Community Spotlight: John Wells
John W. Wells III is an actor, playwright, author, and so much more. His love for storytelling centers narratives that still aren't widely told. What does it look like to have Black folk be the lead in stories about love, action, or self-reflection? From a queer accountant struggling with his sexuality to a young kid fighting the supernatural, the stories John tells are dynamic and diverse. For this month's community spotlight, we decided to bask in the shine of his story.
“I didn’t want to submit to someone to tell me that my story was good enough to tell,” said John W. Wells III (He/Him/His) when asked how he came to self-publish his first novel The Last Angel Warrior: The Kailb Andrew Chronicles Book 1 earlier this year.

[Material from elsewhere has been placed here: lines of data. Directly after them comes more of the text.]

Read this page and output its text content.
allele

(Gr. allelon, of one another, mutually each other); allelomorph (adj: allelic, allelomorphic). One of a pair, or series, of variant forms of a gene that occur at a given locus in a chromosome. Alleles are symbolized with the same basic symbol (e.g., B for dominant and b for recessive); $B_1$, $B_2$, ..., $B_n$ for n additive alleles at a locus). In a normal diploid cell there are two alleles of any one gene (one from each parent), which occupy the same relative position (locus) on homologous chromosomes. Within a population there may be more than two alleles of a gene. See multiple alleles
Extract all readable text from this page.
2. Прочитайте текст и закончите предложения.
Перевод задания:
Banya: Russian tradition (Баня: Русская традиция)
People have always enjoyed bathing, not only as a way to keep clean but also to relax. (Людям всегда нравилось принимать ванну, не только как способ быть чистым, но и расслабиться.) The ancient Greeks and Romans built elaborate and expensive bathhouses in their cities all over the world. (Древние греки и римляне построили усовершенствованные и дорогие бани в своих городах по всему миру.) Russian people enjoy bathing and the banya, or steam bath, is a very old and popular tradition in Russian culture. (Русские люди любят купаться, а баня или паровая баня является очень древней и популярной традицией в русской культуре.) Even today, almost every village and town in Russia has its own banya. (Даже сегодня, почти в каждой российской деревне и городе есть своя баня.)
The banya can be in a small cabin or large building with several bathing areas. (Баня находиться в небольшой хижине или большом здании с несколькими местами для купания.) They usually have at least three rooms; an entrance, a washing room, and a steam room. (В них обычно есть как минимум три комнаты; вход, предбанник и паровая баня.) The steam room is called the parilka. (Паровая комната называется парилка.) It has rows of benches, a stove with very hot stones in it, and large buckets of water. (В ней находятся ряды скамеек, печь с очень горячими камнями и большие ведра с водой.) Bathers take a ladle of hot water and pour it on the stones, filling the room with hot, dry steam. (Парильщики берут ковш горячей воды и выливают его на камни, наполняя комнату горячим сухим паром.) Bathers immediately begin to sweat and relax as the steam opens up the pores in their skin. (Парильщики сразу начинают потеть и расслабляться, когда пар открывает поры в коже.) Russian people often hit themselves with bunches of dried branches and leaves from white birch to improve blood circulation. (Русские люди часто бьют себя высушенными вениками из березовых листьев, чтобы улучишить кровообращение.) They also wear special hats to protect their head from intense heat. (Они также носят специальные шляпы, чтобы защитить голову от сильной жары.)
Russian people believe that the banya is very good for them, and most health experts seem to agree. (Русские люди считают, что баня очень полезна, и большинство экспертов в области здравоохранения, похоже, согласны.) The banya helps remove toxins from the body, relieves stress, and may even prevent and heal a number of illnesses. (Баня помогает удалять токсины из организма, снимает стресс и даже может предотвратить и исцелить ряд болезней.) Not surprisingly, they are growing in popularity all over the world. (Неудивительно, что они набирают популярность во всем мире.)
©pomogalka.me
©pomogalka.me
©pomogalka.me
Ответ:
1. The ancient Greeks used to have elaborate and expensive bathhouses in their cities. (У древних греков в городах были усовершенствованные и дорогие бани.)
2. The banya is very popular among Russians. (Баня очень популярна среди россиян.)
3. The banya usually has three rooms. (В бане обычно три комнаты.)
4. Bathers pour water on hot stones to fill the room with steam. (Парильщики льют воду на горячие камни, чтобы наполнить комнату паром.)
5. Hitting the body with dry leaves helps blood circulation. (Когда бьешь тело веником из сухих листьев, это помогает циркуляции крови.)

An actor, playwright, and now author, Wells’ creativity is rooted in telling stories that shed light on Black experiences through diverse lenses and mediums. Born and raised in Southern California, Wells spent much of his childhood in Murrieta where his family was well-known due to his dad being the only Black minister in the area. Growing up, Wells questioned where he fit into the world, a sentiment that many Black, Indigenous, People of Color, and Queer folx can identify with. This feeling inspired his exploration of identity through his work.
In The Last Angel Warrior, Wells’ fantasy fiction novel, 16-year old Kalib Andrews escapes his adoptive family and runs from a secret society trying to kill him for being magical. In the story, Wells weaves in spiritual mysticism such as nephilim, angels and demons with themes of self-discovery.
“In the Book of Genesis, there’s a verse that denotes Nephilim were the ‘mighty men of renown,’ and that scripture always interested me,” said Wells. “Once I ran with that, I wanted to bring in other lores and myths about gods. These were powerful beings that people feared, so what would it look like for these not to be myths?”
The idea of being feared for strength and identity is not a foreign concept for the Black community. Themes of the supernatural can sometimes be applicable to our reality, and Wells is joining a flourishing group of BIPOC writers exploring these themes through a genre that has historically been White-dominanted. When asked how he was able to get published, he shared that he was able to self-publish through his own publishing house, Loud Fridge Publishing, a branch of his own business, Loud Fridge Theatre Group, which he founded in 2019 to tell “marginalized stories with a mission and vision for diversity.”
Loud Fridge Theatre Group produced their first play, “Straight” by Scott Elmegreen and Drew Fornarola last July 25 - August 4. The story explored the tug-of-war of sexuality experienced by investment banker Ben, played by Wells, who’s in a serious relationship with PhD. candidate Emily, but is also seeing history student Chris, and has to reconcile with the nuances of his identity and infidelity. Initially written through a White lens, LFTG cast Ben and Emily as Black characters to normalize how we see Black characters in social, educational and professional spaces. While the story focuses on the exploration of Ben's sexuality, it isn't his Blackness that's negotiated or exploited.
The intention to normalize Black experiences in the stories we normally see through a lens of Whiteness, without making Blackness the focal point, speaks to the ethos, or spirit, of the stories Wells wants to tell.
He says, “I want to see a world where we can just tell the authentic story in a way that doesn’t exclude the story that needs to be told."